前述したように、対外負債が通貨安の原因となるのは債務の返済を迫られる場合である。しかし資産のある場合はそういう状況には追い込まれないだろう。よってフランは売れないがポンドは売れるのである。
基軸通貨でないこと
さて、上記の条件をすべて満たすにもかかわらず下落していない通貨が存在する。ドルである。しかもドルは中央銀行が大幅利下げと無制限の量的緩和という大規模な金融緩和を行なったにもかかわらずほとんど下落していないどころか、多くの通貨に対して上昇している。
アメリカはGDP比100%近い対外債務を抱えており、しかも対外純資産はイギリスより悪い40%以上のマイナスとなっている。そしてイギリスほどではないがGDPに占める銀行業の割合も大きい。
それでもドルが下がっていないのはドルが世界中で使われている通貨だからである。世界最大のヘッジファンドを運用するレイ・ダリオ氏が述べていた覇権国の特権である。
対外債務といってもその通貨が自国建てである場合にはそれを返済しても為替には影響しない。

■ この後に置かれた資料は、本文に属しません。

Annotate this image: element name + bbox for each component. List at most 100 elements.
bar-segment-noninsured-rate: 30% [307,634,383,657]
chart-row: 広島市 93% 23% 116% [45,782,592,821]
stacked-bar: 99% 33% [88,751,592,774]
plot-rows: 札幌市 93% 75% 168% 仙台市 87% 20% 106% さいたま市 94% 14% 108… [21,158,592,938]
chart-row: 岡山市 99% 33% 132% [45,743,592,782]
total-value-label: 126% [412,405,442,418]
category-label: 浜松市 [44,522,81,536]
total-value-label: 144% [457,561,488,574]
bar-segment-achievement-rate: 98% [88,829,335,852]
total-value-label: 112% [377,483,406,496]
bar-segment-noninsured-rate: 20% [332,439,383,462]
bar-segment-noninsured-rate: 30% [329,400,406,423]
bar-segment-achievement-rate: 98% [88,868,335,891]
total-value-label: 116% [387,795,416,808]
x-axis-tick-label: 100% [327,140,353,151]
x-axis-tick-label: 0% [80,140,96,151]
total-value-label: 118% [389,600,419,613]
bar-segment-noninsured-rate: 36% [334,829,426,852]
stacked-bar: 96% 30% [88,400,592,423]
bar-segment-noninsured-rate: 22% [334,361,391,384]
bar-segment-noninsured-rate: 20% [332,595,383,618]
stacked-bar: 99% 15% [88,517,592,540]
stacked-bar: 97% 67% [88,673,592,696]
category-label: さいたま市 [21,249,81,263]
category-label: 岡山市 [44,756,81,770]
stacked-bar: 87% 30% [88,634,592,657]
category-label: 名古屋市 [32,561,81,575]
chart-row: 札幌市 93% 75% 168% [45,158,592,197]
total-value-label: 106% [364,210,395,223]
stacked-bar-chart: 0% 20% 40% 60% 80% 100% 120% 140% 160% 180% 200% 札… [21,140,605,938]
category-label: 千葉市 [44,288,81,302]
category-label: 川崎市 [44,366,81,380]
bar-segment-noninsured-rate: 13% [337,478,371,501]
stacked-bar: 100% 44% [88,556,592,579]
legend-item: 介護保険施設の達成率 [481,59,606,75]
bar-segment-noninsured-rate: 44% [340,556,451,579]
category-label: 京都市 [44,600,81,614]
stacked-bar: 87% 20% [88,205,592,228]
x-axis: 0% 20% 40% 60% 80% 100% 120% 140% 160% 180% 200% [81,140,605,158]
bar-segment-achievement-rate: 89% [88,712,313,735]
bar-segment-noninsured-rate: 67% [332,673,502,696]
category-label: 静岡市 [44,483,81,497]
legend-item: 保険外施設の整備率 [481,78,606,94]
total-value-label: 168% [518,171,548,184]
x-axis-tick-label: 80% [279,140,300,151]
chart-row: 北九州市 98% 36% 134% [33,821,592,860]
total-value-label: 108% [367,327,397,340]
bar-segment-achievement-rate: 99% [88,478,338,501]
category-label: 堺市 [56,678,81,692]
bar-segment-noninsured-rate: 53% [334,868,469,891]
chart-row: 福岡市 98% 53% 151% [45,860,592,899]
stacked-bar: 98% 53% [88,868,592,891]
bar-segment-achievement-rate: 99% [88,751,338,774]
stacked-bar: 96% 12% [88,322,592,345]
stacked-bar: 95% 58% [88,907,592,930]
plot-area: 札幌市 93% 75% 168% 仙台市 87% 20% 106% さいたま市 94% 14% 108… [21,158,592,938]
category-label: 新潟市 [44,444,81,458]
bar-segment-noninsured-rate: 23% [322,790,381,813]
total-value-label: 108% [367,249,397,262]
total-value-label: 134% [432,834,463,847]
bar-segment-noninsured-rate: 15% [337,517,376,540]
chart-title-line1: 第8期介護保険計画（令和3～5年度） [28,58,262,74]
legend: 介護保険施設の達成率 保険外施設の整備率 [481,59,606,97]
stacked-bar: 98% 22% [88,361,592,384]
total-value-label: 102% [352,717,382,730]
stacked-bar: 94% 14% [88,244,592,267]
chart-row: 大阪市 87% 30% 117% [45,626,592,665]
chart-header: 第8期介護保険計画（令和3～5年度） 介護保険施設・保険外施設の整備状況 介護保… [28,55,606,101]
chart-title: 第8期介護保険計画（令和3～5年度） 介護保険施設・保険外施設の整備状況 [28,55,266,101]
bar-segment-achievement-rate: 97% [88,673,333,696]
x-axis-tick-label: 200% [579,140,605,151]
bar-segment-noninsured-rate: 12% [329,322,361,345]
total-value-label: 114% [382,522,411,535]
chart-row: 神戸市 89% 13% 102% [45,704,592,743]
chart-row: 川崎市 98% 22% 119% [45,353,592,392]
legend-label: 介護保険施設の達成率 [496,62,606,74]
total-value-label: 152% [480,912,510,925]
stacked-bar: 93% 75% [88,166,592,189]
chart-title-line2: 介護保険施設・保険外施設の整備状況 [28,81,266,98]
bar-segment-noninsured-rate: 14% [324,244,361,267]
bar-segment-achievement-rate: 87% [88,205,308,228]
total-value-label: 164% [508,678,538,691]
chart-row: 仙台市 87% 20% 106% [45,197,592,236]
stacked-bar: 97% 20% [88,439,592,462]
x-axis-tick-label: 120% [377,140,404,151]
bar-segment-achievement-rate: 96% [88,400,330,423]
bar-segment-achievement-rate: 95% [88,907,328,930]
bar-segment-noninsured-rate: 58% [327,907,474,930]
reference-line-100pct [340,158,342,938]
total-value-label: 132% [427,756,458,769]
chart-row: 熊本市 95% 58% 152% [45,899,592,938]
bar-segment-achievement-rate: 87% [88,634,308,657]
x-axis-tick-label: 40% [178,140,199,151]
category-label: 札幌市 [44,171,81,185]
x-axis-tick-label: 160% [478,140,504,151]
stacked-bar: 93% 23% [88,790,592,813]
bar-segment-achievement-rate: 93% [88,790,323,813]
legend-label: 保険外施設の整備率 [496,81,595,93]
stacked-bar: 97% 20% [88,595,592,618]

それどころかアメリカと無関係のところで世界中の国々がドル建てのお金の貸し借りを行なっており、それらが返済される場合にはドル買い圧力となるのである。コロナショックにもかかわらずドル円が下がっていない理由はそこにある。
結論
これらすべての条件を満たす通貨はどうやらポンドしか存在しなさそうである。また空売りはポンドドルではなくポンド円に対して行う。ドルは長期金利に下落余地があり上げ要因と下げ要因が混在しており、必ずしも下がらないとは言えないからである。ポンド円のチャートを再掲する。
コロナショックはこれから世界的な不況に発展する。ほとんどすべての先進国がマイナス成長となり、それは一般に想定されているよりも長く続くだろう。
そうした環境はこれまで借金に依存してぎりぎり成長を保ってきた財政の脆弱な国々に大きなダメージをもたらすことになる。イタリア、スペイン、ポルトガル、ギリシャなどそうした国々は実はヨーロッパに集中しているのだが、イギリスはそのヨーロッパで大いに銀行業を営んでいることもあり、大きなヨーロッパリスクを抱えている。その意味でもポンドにとってはリスク要因が多いのである。